[quote]SexMachine wrote:
I have read the whole thing. The comments are NOT ‘out of context’. Quoting things out of context is an attempt to distort the meaning. Please explain how I have distorted Common’s intended meaning and how previous/subsequent lines alter the meaning of these:
'Tell the law my UZI weighs a ton[/quote]
A reference to Public Enemy’s My Uzi Weighs A Ton in which an Uzi is used as an extended metaphor for intellectual/lyrical power.
[quote]I walk like a warrior from them I won’t run’
*On the streets they try to beat us like a drum[/quote]
The men who are victimized by the police in certain communities continue to walk with pride, even though the police randomly harass and attack them
Note the play on words: warrior and beat us like a drum. Drums are usually associated with warrior marches, but here, the warrior himself, is beaten like a drum.
[quote]‘I got the black strap to make the cops run
They watching me, I watching them’[/quote]
A reference to the Black Panthers, who initiated armed patrols in Oakland, CA in the late 1960s with the intention of monitoring police interactions with black civilians.
The Black Panthers wanted to offer the community legal assistance first as well as armed resistance as a last resort.
[quote]‘Burn a Bush, cause for peace he no push no button
Killing over oil and grease, no weapons of mass destruction’[/quote]
A play on the burning bush from the Bible that appeared to Moses. In the passage God told Moses through the bush to free the Israelites from slavery.
The narrator in this piece evokes the same imagery with reference to then-president Bush.

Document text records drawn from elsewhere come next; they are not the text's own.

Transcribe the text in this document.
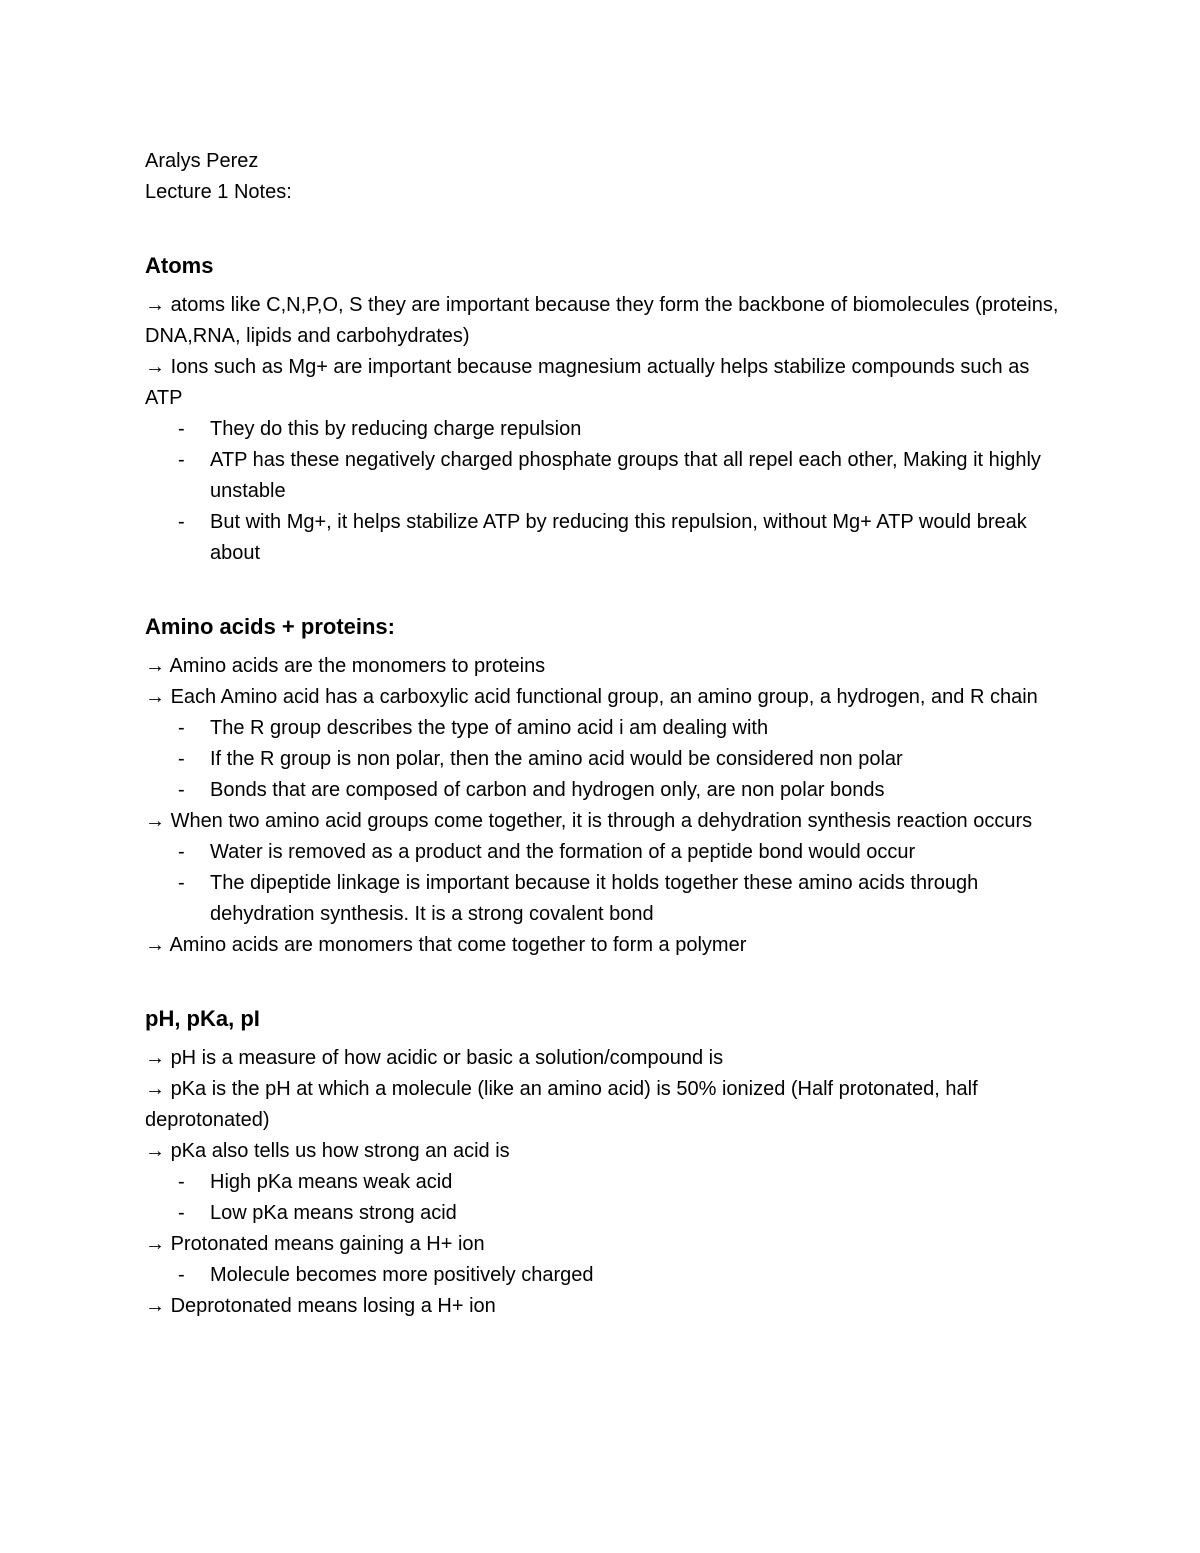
Aralys Perez

Lecture 1 Notes:

Atoms

→ atoms like C,N,P,O, S they are important because they form the backbone of biomolecules (proteins, DNA,RNA, lipids and carbohydrates)

→ Ions such as Mg+ are important because magnesium actually helps stabilize compounds such as ATP

- They do this by reducing charge repulsion

- ATP has these negatively charged phosphate groups that all repel each other, Making it highly unstable

- But with Mg+, it helps stabilize ATP by reducing this repulsion, without Mg+ ATP would break about

Amino acids + proteins:

→ Amino acids are the monomers to proteins

→ Each Amino acid has a carboxylic acid functional group, an amino group, a hydrogen, and R chain

- The R group describes the type of amino acid i am dealing with

- If the R group is non polar, then the amino acid would be considered non polar

- Bonds that are composed of carbon and hydrogen only, are non polar bonds

→ When two amino acid groups come together, it is through a dehydration synthesis reaction occurs

- Water is removed as a product and the formation of a peptide bond would occur

- The dipeptide linkage is important because it holds together these amino acids through dehydration synthesis. It is a strong covalent bond

→ Amino acids are monomers that come together to form a polymer

pH, pKa, pI

→ pH is a measure of how acidic or basic a solution/compound is

→ pKa is the pH at which a molecule (like an amino acid) is 50% ionized (Half protonated, half deprotonated)

→ pKa also tells us how strong an acid is

- High pKa means weak acid

- Low pKa means strong acid

→ Protonated means gaining a H+ ion

- Molecule becomes more positively charged

→ Deprotonated means losing a H+ ion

In the context of the work, it emerges as a general affirmation of freedom from oppression rather than a literal call to violence.
In spite of using every resource at their disposal to convince Americans and the world of the need for war, the Bush administration did little to promote broader peace or stability.
When the Bush Administration failed to find weapons of mass destruction in Iraq, critics claimed that the undertaking was an Oil War - same criticism that had been made of the first Gulf War.
Also:
No time for that, cause there’s things to be done
In other words, there is no time for violence, neither the romanticized/fantastical thug-life version in the preceding lines nor the ground war version that follows in the coming lines.
Stay true to what I do so the youth dream come
The opportunity cost of continued violence would be borne by future generations if we do not heed the narrator’s advice.
All this information is there and available (hell, almost all of the above is copy-pasted from a link from this very thread). You don’t understand the lyrics, or the meaning. That’s OK. It really is. What isn’t OK is out of context quoting and DISPLAYING that general ignorance while claiming to have a valid point.